No extension to complex numbers? Complex numbers are 2D. It is a commonly cited result that there is no 3D or 4D analogue of the complex numbers.
I just want to be clear on exactly what this result says:


*

*It is impossible to construct a 4D field.

*It is impossible to construct a 4D field which the complex numbers are a subset of.

*It is impossible to construct a 4D field which the real numbers are a subset of.

*Something else?
(I'd also like to know why it's true - but given that I didn't understand the answer the first $2^7$ times, I doubt I'll understand it this time either. :-} Oh well...)
 A: The field of rational functions is infinite-dimensional. It includes the complex and real numbers. 
The same is correct about the field of analytic (holomorphic) functions.
A: It is impossible to have a field which is $n$ dimensional over $\mathbb{R}$ for any $n\geq 3$. The reason why this is true boils down to the following two statements.


*

*Any field $K\supseteq \mathbb{R}$ which is finite dimensional over $\mathbb{R}$ is algebraic over $\mathbb{R}$.

*The complex numbers are the algebraic closure of $\mathbb{R}$.


Thus is $K\supseteq \mathbb{R}$ is a field which is finite dimensional over $\mathbb{R}$, then it is algebraic over $\mathbb{R}$, and hence is contained in the algebraic closure of $\mathbb{R}$, i.e., $K\subseteq \mathbb{C}$. Since $\mathbb{C}$ has dimension $2$ over $\mathbb{R}$, this implies that $K$ has dimension either $1$ or $2$ over $\mathbb{R}$. In the first case, $K = \mathbb{R}$, and in the second $K = \mathbb{C}$.
A: Since $\mathbb{C}$ is algebraically closed, every finite extension of $\mathbb{C}$ is $\mathbb{C}$ itself. The quaternions are not a field because they are not commutative; they are what is called a normed division algebra. Hurwitz's theorem gives a complete description of the possible normed division algebras (over $\mathbb{R}$) - the are either the real numbers, the complex numbers, the quaternions or the octonions. Only the first two are fields, and only the first three are associative.
The nonexistence of a three-dimensional real normed algebra can be viewed as a consequence of the hairy ball theorem. If $\mathbb{R}^3$ could be given a normed division algebra structure, the unit sphere $S^2$ could be endowed with a smooth group structure (the elements of norm $1$ form a group). But the hairy ball theorem implies that there is no such thing, because otherwise, by letting an infinitesimal element of the group act on the left on the sphere, we would obtain a nowhere vanishing, continuous vector field on the sphere, which is impossible by the hairy ball theorem.
A: A question is, why one would need exactly a field.
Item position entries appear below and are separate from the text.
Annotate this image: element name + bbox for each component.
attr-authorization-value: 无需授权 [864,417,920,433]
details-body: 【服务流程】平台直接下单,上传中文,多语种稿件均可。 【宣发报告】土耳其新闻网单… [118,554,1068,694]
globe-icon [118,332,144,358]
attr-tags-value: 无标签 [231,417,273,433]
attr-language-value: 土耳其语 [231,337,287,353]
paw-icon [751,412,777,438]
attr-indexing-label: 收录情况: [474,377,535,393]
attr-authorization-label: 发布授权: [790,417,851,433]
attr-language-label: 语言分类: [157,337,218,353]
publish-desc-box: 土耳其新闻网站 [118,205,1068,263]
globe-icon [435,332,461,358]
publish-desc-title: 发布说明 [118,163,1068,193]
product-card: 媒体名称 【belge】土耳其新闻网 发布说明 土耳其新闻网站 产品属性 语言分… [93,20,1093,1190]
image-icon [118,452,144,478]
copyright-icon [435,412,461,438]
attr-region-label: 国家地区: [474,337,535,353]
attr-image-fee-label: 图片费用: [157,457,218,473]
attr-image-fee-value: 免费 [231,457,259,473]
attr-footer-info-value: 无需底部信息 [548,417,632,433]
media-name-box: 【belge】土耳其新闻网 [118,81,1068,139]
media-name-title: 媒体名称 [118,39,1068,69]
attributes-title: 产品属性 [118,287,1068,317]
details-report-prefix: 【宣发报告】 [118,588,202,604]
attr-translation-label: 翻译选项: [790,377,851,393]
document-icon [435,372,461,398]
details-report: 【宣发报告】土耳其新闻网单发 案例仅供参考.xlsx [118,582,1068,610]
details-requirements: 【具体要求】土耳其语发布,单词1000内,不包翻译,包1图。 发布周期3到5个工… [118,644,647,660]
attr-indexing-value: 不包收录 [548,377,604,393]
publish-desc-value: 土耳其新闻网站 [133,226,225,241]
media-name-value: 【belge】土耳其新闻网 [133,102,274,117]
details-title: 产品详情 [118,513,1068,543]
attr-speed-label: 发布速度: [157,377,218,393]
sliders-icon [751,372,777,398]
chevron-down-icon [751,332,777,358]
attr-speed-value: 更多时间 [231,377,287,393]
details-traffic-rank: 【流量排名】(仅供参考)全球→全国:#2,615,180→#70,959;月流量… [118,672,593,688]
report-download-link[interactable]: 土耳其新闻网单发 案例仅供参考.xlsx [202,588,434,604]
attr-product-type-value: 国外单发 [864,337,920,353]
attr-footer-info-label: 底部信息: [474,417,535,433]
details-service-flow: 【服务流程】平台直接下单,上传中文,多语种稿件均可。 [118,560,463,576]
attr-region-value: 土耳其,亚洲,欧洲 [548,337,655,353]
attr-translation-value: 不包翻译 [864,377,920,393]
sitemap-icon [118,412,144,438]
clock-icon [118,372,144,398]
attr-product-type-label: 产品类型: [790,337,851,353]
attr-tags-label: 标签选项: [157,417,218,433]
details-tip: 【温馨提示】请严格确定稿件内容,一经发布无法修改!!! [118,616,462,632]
The bicomplex numbers aka tessarines are a commutative associative ring.
Yes, there are some elements that have no inverse, but that is not bad at all: dual numbers and split-complex numbers also have such elements.
Bicomplex numbers have subrings, isomorphic to complex numbers and hyperbolic (split-complex) numbers. They can be represented as commutative real matrices.
They are a really great thing, generalizing the various notions of complex number.